Agora, a grande questão que todos perguntam: Hal era realmente Satoshi? Entendo por que as pessoas se questionam. Ele tinha as habilidades, a filosofia libertária, as ligações ao movimento cypherpunk. Alguns sites publicaram teorias inteiras sobre isso. O momento da sua aposentadoria coincidiu estranhamente com o desaparecimento de Satoshi. Mas aqui está o ponto—Hal negou, forneceu provas por email, e honestamente, tudo não bate. Satoshi enviou-lhe Bitcoin. Satoshi pediu a outras pessoas, como Laszlo Hanyecz, para construir versões diferentes do cliente. E Hal era demasiado público sobre o seu envolvimento para ser alguém tentando permanecer anónimo. Satoshi operava como um fantasma. Hal deixou um rasto de tweets e contribuições durante anos.

O que é louco de pensar é o património líquido de Hal Finney na altura. Ele começou a minerar Bitcoin cedo, recebeu esses 10 BTC de Satoshi, e provavelmente acumulou mais. O seu património, se tivesse mantido tudo, teria sido substancial pelos padrões atuais, embora o valor exato permaneça especulativo. Algumas estimativas sugerem que poderia ter valido milhões, dado o seu envolvimento inicial, mas nunca saberemos com certeza.

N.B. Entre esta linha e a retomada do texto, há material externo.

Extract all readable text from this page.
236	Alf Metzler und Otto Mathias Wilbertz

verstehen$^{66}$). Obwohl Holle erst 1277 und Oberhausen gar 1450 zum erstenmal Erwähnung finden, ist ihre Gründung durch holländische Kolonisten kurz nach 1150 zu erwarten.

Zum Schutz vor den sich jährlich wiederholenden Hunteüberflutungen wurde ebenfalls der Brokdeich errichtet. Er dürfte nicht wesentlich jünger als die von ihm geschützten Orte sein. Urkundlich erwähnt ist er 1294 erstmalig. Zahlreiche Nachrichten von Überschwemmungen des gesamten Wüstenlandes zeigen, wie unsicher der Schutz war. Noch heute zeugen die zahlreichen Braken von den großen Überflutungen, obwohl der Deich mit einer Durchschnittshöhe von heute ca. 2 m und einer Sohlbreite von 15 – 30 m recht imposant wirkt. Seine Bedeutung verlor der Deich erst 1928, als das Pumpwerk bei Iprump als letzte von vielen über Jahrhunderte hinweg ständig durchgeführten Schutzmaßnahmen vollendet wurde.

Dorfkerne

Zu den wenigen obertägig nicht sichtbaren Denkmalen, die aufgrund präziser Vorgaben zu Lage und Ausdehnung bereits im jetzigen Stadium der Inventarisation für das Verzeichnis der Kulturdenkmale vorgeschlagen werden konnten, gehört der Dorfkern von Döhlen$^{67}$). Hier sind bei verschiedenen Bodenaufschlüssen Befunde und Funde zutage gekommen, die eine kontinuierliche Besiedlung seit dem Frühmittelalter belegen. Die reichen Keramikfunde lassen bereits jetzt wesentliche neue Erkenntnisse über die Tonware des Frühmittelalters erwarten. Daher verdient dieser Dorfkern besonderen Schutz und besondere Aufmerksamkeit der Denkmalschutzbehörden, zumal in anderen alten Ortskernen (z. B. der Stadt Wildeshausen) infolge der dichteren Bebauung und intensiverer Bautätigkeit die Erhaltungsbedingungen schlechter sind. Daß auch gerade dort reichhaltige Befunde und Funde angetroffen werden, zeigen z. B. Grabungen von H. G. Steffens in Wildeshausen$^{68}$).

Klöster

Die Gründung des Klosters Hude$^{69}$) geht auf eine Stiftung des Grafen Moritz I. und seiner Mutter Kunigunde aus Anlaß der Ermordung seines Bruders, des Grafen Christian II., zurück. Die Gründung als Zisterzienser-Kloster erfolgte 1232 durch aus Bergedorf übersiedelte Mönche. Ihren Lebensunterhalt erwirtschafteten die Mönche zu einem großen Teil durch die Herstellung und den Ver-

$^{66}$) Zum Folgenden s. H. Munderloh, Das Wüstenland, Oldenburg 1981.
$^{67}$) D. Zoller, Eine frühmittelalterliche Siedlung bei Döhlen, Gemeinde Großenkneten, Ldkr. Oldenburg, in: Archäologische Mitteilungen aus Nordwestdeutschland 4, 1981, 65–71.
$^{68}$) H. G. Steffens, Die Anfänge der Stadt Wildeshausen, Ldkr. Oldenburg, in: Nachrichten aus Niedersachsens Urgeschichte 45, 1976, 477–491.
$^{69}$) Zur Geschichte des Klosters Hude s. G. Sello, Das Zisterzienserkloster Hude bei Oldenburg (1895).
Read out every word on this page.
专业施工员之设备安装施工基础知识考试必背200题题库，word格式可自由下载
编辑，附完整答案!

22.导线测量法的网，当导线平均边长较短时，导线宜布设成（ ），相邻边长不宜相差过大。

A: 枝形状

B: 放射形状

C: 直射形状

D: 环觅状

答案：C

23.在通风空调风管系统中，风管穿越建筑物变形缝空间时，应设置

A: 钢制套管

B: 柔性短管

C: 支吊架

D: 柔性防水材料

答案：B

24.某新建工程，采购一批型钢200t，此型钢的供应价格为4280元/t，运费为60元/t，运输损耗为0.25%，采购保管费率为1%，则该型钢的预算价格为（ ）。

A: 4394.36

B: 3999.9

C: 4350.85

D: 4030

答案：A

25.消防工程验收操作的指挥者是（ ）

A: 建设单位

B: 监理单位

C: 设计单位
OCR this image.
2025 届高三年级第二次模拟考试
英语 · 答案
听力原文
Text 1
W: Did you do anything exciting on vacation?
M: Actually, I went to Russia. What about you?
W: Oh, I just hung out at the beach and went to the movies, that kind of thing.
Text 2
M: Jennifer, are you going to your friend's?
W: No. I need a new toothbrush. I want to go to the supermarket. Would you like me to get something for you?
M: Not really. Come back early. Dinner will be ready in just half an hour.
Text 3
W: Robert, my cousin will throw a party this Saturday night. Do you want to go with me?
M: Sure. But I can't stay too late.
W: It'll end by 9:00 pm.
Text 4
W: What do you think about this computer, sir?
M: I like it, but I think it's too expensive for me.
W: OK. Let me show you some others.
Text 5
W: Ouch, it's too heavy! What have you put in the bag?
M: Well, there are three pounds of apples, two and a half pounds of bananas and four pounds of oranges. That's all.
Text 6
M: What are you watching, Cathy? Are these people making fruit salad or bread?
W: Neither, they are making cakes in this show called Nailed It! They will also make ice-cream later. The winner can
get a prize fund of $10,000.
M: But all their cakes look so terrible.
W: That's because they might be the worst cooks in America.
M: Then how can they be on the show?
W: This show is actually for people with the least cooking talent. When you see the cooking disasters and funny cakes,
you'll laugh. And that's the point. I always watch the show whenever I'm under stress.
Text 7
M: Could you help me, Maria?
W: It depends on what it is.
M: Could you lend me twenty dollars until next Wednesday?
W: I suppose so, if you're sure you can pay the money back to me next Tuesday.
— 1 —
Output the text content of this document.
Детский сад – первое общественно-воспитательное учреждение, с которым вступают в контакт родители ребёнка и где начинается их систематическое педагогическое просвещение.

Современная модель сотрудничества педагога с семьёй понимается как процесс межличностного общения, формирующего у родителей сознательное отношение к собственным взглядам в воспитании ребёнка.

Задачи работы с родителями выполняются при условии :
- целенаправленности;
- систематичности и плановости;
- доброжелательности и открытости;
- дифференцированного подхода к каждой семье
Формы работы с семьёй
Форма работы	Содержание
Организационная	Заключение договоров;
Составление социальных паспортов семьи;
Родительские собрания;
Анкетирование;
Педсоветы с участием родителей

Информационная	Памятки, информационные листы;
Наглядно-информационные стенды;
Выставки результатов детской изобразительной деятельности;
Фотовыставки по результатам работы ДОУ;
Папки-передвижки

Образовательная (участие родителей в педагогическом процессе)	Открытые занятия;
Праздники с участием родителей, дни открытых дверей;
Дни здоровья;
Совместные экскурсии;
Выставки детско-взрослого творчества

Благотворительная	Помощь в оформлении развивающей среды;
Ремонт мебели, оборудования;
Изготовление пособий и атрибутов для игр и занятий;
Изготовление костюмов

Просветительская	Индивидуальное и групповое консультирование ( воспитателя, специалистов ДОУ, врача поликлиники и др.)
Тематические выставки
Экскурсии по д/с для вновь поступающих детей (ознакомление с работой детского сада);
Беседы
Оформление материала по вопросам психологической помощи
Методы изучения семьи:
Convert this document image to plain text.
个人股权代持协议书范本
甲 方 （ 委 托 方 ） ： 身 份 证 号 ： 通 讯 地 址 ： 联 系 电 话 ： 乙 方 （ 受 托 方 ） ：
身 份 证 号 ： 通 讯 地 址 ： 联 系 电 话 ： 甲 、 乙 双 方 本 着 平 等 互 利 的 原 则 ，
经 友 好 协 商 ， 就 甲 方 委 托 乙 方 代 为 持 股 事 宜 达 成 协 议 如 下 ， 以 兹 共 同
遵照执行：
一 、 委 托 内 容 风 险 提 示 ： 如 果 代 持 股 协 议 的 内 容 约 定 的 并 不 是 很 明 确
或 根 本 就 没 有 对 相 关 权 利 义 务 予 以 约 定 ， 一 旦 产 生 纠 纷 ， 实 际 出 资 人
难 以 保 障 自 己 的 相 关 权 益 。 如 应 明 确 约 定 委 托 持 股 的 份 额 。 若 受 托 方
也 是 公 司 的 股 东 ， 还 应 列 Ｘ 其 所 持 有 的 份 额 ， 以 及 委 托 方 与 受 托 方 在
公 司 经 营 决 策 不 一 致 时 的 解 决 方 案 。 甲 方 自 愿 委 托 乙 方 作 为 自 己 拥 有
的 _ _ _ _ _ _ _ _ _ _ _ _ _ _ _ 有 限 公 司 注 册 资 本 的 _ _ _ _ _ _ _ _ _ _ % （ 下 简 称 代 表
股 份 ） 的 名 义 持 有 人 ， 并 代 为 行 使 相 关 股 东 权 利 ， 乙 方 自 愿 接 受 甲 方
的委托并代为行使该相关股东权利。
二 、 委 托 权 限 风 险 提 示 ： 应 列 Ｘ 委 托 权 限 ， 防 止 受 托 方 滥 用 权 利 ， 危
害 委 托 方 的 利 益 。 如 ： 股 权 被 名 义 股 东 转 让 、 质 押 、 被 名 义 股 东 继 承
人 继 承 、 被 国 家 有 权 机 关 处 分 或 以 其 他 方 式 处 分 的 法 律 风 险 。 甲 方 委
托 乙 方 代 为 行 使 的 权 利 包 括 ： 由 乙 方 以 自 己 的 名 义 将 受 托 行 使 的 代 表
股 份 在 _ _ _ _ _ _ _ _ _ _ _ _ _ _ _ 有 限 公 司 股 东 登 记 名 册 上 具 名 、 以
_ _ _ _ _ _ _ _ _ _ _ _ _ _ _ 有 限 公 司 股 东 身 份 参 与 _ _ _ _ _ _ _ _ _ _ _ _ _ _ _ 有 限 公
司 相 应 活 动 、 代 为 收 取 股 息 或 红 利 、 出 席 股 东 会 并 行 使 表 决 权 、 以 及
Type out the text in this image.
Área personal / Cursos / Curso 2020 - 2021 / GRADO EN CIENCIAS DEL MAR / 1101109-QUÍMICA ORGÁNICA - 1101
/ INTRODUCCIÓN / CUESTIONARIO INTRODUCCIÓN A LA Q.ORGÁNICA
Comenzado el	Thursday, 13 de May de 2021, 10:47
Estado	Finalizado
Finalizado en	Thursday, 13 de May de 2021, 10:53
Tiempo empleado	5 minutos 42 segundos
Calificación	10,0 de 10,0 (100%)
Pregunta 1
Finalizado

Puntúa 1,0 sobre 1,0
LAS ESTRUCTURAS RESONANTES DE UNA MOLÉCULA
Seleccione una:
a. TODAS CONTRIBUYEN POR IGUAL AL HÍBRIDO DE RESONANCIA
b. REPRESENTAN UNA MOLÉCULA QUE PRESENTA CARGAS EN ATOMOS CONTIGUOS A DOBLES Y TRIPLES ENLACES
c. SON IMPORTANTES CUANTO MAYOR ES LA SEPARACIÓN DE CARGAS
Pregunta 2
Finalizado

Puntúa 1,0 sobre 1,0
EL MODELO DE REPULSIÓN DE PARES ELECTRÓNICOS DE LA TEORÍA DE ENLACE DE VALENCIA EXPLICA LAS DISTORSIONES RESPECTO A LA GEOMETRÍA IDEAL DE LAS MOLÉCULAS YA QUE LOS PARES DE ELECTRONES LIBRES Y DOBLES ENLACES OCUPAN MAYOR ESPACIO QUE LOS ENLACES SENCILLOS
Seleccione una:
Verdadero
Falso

A tragédia é que Hal foi diagnosticado com ELA em 2009—o mesmo ano em que o Bitcoin foi lançado—mas continuou a contribuir para o espaço de qualquer forma. Ele morreu em 2014, aos 58 anos, e honestamente, a comunidade cripto perdeu alguém insubstituível. Não só pelo que construiu, mas pelo que representou: um verdadeiro crente nos sistemas descentralizados desde o princípio.

O legado de Hal Finney não é sobre se ele era ou não Satoshi. É sobre estar presente quando importava, compreender a visão e ajudar a torná-la realidade. Essa é a parte da sua história que realmente fica comigo.